U.S. Ambassador John Bolton said the meeting Monday "will basically consider the longer-range issues, although obviously in the capitals in Moscow and Beijing, certainly, they will now have a look" at the latest text of the Security Council statement, and hopefully the senior diplomats will have instructions "that will allow us to make progress."

Bolton said he would like to see agreement on the statement when the Security Council meets again on Tuesday afternoon.

Britain's U.N. Ambassador Emyr Jones Parry also said he hoped the high-level diplomats meeting Monday would "look at the wider strategy of how we develop our relations with Iran." He added: "But let's be clear that negotiation of the (statement) will be done in the council."

The six countries agree that Iran should not develop nuclear weapons, but they differ on the best way to get Tehran to halt uranium enrichment, which can be used either in a civilian nuclear program to generate electricity or to produce nuclear arms.

Russia and China, which are Iran's allies, have said tough council action could spark an Iranian withdrawal from the Nuclear Nonproliferation Treaty and eventually lead to tougher measures, such as sanctions.

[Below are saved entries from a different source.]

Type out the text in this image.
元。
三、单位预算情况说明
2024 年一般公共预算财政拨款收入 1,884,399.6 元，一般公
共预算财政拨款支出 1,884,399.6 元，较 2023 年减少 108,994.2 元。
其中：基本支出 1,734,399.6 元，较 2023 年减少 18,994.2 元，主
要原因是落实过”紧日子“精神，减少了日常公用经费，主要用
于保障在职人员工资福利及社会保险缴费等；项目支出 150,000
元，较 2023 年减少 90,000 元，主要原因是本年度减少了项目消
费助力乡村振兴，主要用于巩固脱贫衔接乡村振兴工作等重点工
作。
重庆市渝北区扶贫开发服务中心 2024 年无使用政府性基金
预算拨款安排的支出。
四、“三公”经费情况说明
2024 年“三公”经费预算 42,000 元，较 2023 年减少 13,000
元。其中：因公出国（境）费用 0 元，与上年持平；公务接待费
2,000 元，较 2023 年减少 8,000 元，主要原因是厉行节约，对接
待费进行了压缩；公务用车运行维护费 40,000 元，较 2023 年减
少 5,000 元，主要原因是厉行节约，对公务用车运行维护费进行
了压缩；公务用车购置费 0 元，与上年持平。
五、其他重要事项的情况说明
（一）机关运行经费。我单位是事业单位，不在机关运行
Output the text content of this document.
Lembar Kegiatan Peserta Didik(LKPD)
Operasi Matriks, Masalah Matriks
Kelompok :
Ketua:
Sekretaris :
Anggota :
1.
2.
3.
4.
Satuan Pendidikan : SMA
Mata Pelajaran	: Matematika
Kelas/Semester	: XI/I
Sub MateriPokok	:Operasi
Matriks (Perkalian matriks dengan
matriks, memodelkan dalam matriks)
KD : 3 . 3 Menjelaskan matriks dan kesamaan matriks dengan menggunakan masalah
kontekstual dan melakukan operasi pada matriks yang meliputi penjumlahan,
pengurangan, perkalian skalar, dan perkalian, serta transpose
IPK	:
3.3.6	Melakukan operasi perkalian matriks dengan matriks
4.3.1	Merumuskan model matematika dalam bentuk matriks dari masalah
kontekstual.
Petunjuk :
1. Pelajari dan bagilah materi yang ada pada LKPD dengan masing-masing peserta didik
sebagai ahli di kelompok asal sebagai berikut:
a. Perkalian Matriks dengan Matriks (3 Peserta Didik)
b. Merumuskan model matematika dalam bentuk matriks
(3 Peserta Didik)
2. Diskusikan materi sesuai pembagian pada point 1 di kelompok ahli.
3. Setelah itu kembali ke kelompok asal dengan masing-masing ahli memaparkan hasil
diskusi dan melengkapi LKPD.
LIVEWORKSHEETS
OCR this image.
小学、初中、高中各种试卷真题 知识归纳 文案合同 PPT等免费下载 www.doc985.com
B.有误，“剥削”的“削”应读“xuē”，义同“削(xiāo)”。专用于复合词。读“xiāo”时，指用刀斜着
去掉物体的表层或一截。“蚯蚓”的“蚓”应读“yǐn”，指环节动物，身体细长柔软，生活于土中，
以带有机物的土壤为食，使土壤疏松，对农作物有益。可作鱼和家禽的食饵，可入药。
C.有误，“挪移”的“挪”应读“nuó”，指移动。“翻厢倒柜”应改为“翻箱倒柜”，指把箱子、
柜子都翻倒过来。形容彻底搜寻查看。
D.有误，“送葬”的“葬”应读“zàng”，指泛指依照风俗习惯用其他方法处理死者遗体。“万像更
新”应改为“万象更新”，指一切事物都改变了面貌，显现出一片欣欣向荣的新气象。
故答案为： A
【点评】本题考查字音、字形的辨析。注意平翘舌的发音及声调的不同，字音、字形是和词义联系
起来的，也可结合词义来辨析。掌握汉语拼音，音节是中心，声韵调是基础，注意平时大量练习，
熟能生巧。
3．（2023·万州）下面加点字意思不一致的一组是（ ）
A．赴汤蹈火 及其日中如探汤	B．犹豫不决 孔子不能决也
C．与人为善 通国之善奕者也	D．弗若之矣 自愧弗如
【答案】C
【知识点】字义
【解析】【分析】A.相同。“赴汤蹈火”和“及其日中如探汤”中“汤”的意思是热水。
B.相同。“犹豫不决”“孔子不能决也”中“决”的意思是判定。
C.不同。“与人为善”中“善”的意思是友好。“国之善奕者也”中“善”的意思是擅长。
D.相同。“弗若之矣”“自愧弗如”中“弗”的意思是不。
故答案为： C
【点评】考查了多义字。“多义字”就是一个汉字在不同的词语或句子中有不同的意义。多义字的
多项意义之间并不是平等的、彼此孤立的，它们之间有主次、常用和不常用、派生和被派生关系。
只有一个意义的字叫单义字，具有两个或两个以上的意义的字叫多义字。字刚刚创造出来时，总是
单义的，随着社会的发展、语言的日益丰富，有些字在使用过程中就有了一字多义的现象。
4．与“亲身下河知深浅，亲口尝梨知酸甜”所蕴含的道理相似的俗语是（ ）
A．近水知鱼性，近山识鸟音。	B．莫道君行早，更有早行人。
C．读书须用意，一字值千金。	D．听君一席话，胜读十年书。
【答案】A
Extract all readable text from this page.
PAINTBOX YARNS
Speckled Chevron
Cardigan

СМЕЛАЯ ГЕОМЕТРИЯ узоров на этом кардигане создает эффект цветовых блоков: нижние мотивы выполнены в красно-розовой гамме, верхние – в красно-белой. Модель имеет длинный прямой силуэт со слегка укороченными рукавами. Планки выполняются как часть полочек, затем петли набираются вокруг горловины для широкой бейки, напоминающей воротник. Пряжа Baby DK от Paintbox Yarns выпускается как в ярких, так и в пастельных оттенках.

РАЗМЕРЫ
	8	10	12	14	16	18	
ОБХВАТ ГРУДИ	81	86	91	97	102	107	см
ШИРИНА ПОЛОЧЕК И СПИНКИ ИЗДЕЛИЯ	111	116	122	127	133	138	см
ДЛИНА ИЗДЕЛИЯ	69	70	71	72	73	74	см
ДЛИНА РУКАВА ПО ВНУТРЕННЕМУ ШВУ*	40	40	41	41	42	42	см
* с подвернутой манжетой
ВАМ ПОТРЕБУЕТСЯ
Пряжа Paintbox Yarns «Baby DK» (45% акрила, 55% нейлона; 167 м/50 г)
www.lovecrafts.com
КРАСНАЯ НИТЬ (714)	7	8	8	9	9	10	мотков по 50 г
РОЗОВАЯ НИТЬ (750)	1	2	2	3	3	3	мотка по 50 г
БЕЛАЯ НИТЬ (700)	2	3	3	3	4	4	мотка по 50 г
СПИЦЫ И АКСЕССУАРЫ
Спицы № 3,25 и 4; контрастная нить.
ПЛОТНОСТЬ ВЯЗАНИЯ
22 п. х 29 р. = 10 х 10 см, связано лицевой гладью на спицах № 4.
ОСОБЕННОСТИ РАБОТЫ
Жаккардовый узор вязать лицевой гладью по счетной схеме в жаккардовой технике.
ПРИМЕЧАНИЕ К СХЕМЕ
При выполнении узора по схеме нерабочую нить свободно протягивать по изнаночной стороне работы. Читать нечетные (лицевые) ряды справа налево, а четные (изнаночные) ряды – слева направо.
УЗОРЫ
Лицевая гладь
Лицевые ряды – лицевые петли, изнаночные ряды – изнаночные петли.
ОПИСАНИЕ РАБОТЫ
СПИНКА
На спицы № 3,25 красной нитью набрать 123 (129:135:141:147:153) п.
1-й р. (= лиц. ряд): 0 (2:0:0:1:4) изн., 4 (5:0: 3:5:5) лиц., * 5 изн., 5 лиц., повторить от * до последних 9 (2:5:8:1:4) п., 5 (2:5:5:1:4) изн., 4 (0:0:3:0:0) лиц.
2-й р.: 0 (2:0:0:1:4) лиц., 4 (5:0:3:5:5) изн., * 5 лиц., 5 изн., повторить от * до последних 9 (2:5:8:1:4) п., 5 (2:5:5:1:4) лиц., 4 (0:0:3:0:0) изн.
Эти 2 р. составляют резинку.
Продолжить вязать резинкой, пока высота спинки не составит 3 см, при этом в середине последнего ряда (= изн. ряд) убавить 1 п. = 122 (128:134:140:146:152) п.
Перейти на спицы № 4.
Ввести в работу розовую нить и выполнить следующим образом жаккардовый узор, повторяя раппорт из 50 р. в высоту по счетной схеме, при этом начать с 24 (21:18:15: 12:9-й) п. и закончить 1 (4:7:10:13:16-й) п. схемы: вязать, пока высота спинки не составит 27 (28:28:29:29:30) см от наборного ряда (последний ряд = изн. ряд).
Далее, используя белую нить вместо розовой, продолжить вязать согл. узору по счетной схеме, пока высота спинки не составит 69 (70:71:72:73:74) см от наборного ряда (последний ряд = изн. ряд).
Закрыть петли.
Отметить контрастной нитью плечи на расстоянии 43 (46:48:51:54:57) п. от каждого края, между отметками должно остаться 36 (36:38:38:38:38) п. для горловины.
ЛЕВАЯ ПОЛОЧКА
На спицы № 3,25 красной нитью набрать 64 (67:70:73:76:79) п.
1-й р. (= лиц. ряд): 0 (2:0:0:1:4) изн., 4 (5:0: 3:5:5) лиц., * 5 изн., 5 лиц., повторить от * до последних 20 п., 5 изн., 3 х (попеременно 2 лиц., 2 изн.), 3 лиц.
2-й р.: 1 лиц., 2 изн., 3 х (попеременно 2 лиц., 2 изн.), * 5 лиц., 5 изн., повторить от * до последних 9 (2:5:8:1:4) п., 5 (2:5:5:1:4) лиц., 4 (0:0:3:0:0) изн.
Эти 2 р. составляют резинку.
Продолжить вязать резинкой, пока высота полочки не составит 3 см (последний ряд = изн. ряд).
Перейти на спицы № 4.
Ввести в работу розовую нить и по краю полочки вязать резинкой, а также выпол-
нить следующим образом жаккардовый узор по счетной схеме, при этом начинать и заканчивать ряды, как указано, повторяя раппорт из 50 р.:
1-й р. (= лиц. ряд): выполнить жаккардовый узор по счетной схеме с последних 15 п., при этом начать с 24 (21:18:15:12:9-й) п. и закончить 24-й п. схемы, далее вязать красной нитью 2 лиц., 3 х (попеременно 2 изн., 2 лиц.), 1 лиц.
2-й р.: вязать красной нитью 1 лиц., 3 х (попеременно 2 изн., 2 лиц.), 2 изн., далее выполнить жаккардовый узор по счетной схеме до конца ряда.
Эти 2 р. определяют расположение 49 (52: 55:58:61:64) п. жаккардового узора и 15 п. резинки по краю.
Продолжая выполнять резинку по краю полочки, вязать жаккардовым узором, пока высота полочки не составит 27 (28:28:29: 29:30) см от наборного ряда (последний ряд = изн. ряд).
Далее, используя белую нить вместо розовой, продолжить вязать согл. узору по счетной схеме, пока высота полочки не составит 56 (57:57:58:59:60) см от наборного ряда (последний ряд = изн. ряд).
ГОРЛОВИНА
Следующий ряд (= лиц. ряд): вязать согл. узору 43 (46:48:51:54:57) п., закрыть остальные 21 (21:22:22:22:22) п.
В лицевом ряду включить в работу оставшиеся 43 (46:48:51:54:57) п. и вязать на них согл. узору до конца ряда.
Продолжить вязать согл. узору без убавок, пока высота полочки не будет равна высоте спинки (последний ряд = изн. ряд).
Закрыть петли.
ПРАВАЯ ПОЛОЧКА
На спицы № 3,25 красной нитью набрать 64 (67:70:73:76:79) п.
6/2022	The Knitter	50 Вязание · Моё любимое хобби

They want the U.N. nuclear watchdog, the International Atomic Energy Agency, to remain in the lead in dealing with Iran.

The United States, Britain and France want a statement listing demands already made by the IAEA — including the suspension of uranium enrichment and steps toward greater transparency and more cooperation. They also want IAEA Director General Mohamed ElBaradei to report to the council on Iran's progress in meeting the demands in two weeks, which Russia and China say is much too soon.

A U.N. diplomat in Vienna, Austria, said Saturday that Britain may float a plan at Monday's meeting to draw the United States into new talks with Tehran by having the five permanent Security Council members sit at the same table with the Iranians.

The members would offer Tehran a new but unspecified package of incentives in exchange for a negotiated settlement on uranium enrichment, the diplomat said, speaking on condition of anonymity because the strategy was confidential.

Negotiations between Iran and France, Germany and Britain, acting on behalf of the European Union, collapsed in August after Tehran rejected an incentives package offered in return for a permanent end to uranium enrichment. Its subsequent moves to develop full-blown enrichment capabilities led the IAEA's 35-nation board to ask for Security Council involvement earlier this year.